One of the major challenges in systems biology is to understand the complex responses of a biological system to external perturbations or internal signalling depending on its biological conditions. Genome-wide transcriptomic profiling of cellular systems under various chemical perturbations allows the manifestation of certain features of the chemicals through their transcriptomic expression profiles. The insights obtained may help to establish the connections between human diseases, associated genes and therapeutic drugs. The main objective of this study was to systematically analyse cellular gene expression data under various drug treatments to elucidate drug-feature specific transcriptomic signatures. We first extracted drug-related information (drug features) from the collected textual description of DrugBank entries using text-mining techniques. A novel statistical method employing orthogonal least square learning was proposed to obtain drug-feature-specific signatures by integrating gene expression with DrugBank data. To obtain robust signatures from noisy input datasets, a stringent ensemble approach was applied with the combination of three techniques: resampling, leave-one-out cross validation, and aggregation. The validation experiments showed that the proposed method has the capacity of extracting biologically meaningful drug-feature-specific gene expression signatures. It was also shown that most of signature genes are connected with common hub genes by regulatory network analysis. The common hub genes were further shown to be related to general drug metabolism by Gene Ontology analysis. Each set of genes has relatively few interactions with other sets, indicating the modular nature of each signature and its drug-feature-specificity. Based on Gene Ontology analysis, we also found that each set of drug feature (DF)-specific genes were indeed enriched in biological processes related to the drug feature. The results of these experiments demonstrated the pot- ntial of the method for predicting certain features of new drugs using their transcriptomic profiles, providing a useful methodological framework and a valuable resource for drug development and characterization.

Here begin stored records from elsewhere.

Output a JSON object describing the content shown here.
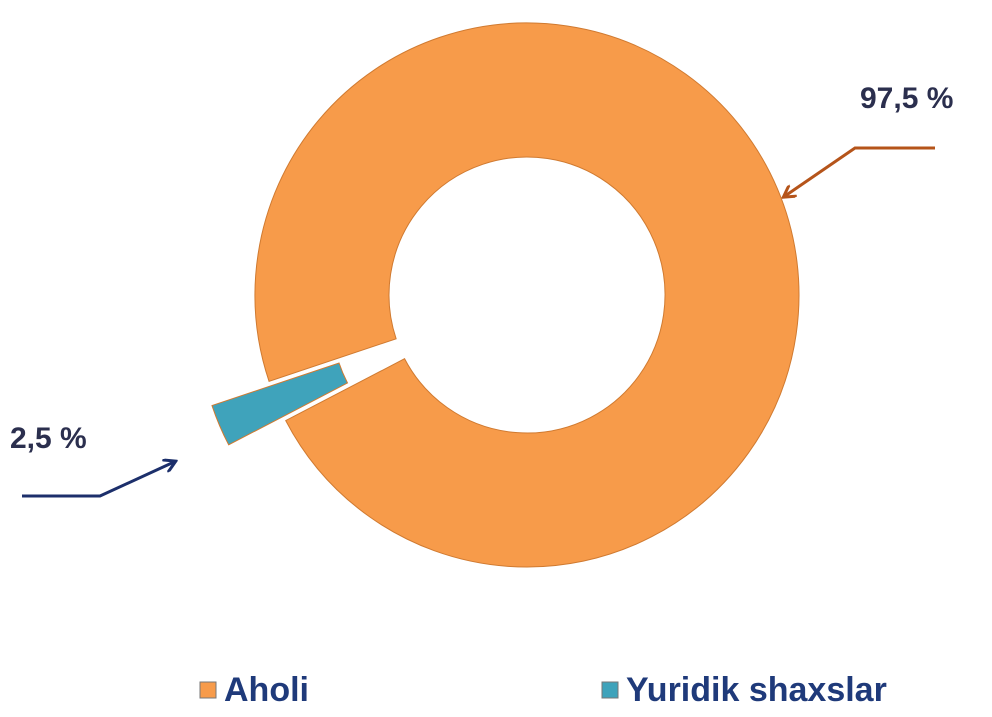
{
  "chart_data": {
    "type": "donut",
    "categories": [
      "Aholi",
      "Yuridik shaxslar"
    ],
    "values": [
      97.5,
      2.5
    ],
    "value_labels": [
      "97,5 %",
      "2,5 %"
    ],
    "colors": [
      "#f79b4a",
      "#3fa3bb"
    ],
    "legend": "bottom"
  }
}
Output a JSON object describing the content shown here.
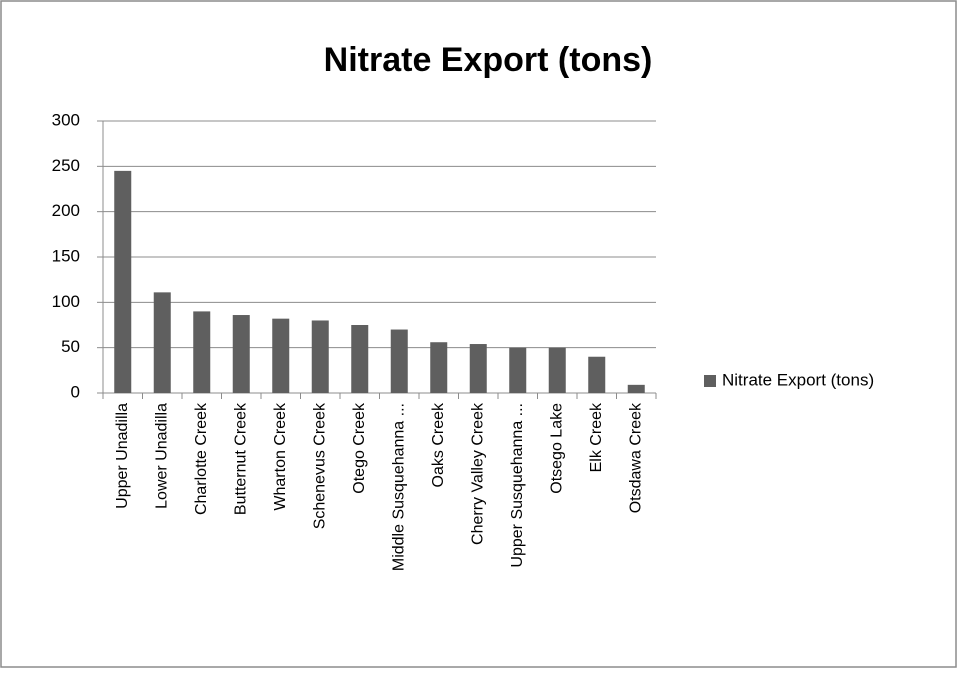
{
  "chart_data": {
    "type": "bar",
    "title": "Nitrate Export (tons)",
    "categories": [
      "Upper Unadilla",
      "Lower Unadilla",
      "Charlotte Creek",
      "Butternut Creek",
      "Wharton Creek",
      "Schenevus Creek",
      "Otego Creek",
      "Middle Susquehanna ...",
      "Oaks Creek",
      "Cherry Valley Creek",
      "Upper Susquehanna ...",
      "Otsego Lake",
      "Elk Creek",
      "Otsdawa Creek"
    ],
    "series": [
      {
        "name": "Nitrate Export (tons)",
        "color": "#5f5f5f",
        "values": [
          245,
          111,
          90,
          86,
          82,
          80,
          75,
          70,
          56,
          54,
          50,
          50,
          40,
          9
        ]
      }
    ],
    "ylim": [
      0,
      300
    ],
    "yticks": [
      0,
      50,
      100,
      150,
      200,
      250,
      300
    ],
    "grid": true,
    "legend": "right"
  }
}
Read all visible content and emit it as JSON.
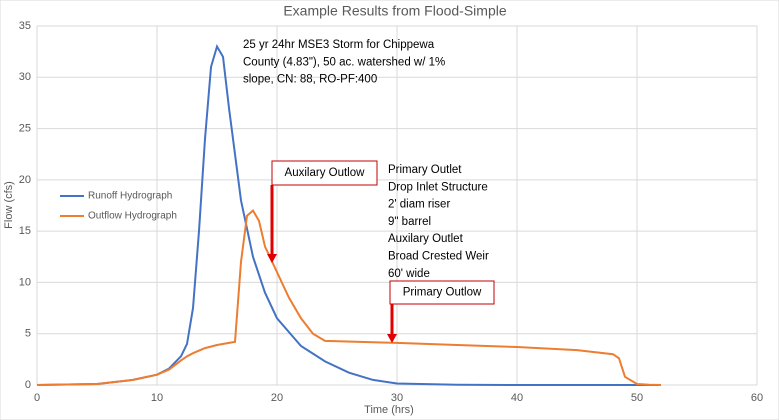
{
  "chart_data": {
    "type": "line",
    "title": "Example Results from Flood-Simple",
    "xlabel": "Time (hrs)",
    "ylabel": "Flow (cfs)",
    "xlim": [
      0,
      60
    ],
    "xticks": [
      0,
      10,
      20,
      30,
      40,
      50,
      60
    ],
    "ylim": [
      0,
      35
    ],
    "yticks": [
      0,
      5,
      10,
      15,
      20,
      25,
      30,
      35
    ],
    "grid": true,
    "legend": "left",
    "series": [
      {
        "name": "Runoff Hydrograph",
        "color": "#4472c4",
        "x": [
          0,
          5,
          8,
          10,
          11,
          12,
          12.5,
          13,
          13.5,
          14,
          14.5,
          15,
          15.5,
          16,
          17,
          18,
          19,
          20,
          22,
          24,
          26,
          28,
          30,
          35,
          40,
          52
        ],
        "values": [
          0,
          0.1,
          0.5,
          1.0,
          1.6,
          2.8,
          4,
          7.5,
          15,
          24,
          31,
          33,
          32,
          27,
          18,
          12.5,
          9,
          6.5,
          3.8,
          2.3,
          1.2,
          0.5,
          0.15,
          0.02,
          0,
          0
        ]
      },
      {
        "name": "Outflow Hydrograph",
        "color": "#ed7d31",
        "x": [
          0,
          5,
          8,
          10,
          11,
          12,
          12.5,
          13,
          14,
          15,
          16,
          16.5,
          17,
          17.5,
          18,
          18.5,
          19,
          20,
          21,
          22,
          23,
          24,
          30,
          35,
          40,
          45,
          48,
          48.5,
          49,
          50,
          51,
          52
        ],
        "values": [
          0,
          0.1,
          0.5,
          1.0,
          1.5,
          2.4,
          2.8,
          3.1,
          3.6,
          3.9,
          4.1,
          4.2,
          12,
          16.5,
          17,
          16,
          13.5,
          11,
          8.5,
          6.5,
          5,
          4.3,
          4.1,
          3.9,
          3.7,
          3.4,
          3.0,
          2.6,
          0.8,
          0.1,
          0.02,
          0
        ]
      }
    ],
    "annotations": [
      {
        "lines": [
          "25 yr 24hr MSE3 Storm for Chippewa",
          "County (4.83\"), 50 ac. watershed w/ 1%",
          "slope, CN: 88, RO-PF:400"
        ]
      },
      {
        "lines": [
          "Primary Outlet",
          "Drop Inlet Structure",
          "2' diam riser",
          "9\" barrel",
          "Auxilary Outlet",
          "Broad Crested Weir",
          "60' wide"
        ]
      },
      {
        "text": "Auxilary Outlow"
      },
      {
        "text": "Primary Outlow"
      }
    ]
  }
}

RMA with quantile normalization mixes biological signals between different sample groups in microarray data analysis

Quantile normalization (QN) is a technique for microarray data processing and is the default normalization method in the Robust Multi-array Average (RMA) procedure, which was primarily designed for analysing gene expression data from Affymetrix arrays. Given the abundance of Affymetrix microarrays and the popularity of the RMA method, it is crucially important that the normalization procedure is applied appropriately. In this study we carried out simulation experiments and also analysed real microarray data to investigate the suitability of RMA when it is applied to dataset with different groups of biological samples. From our experiments, we showed that RMA with QN does not preserve the biological signal included in each group, but rather it would mix the signals between the groups. We also showed that the Median Polish method in the summarization step of RMA has similar mixing effect. RMA is one of the most widely used methods in microarray data processing and has been applied to a vast volume of data in biomedical research. The problematic behaviour of this method suggests that previous studies employing RMA could have been misadvised or adversely affected. Therefore we think it is crucially important that the research community recognizes the issue and starts to address it. The two core elements of the RMA method, quantile normalization and Median Polish, both have the undesirable effects of mixing biological signals between different sample groups, which can be detrimental to drawing valid biological conclusions and to any subsequent analyses. Based on the evidence presented here and that in the literature, we recommend exercising caution when using RMA as a method of processing microarray gene expression data, particularly in situations where there are likely to be unknown subgroups of samples.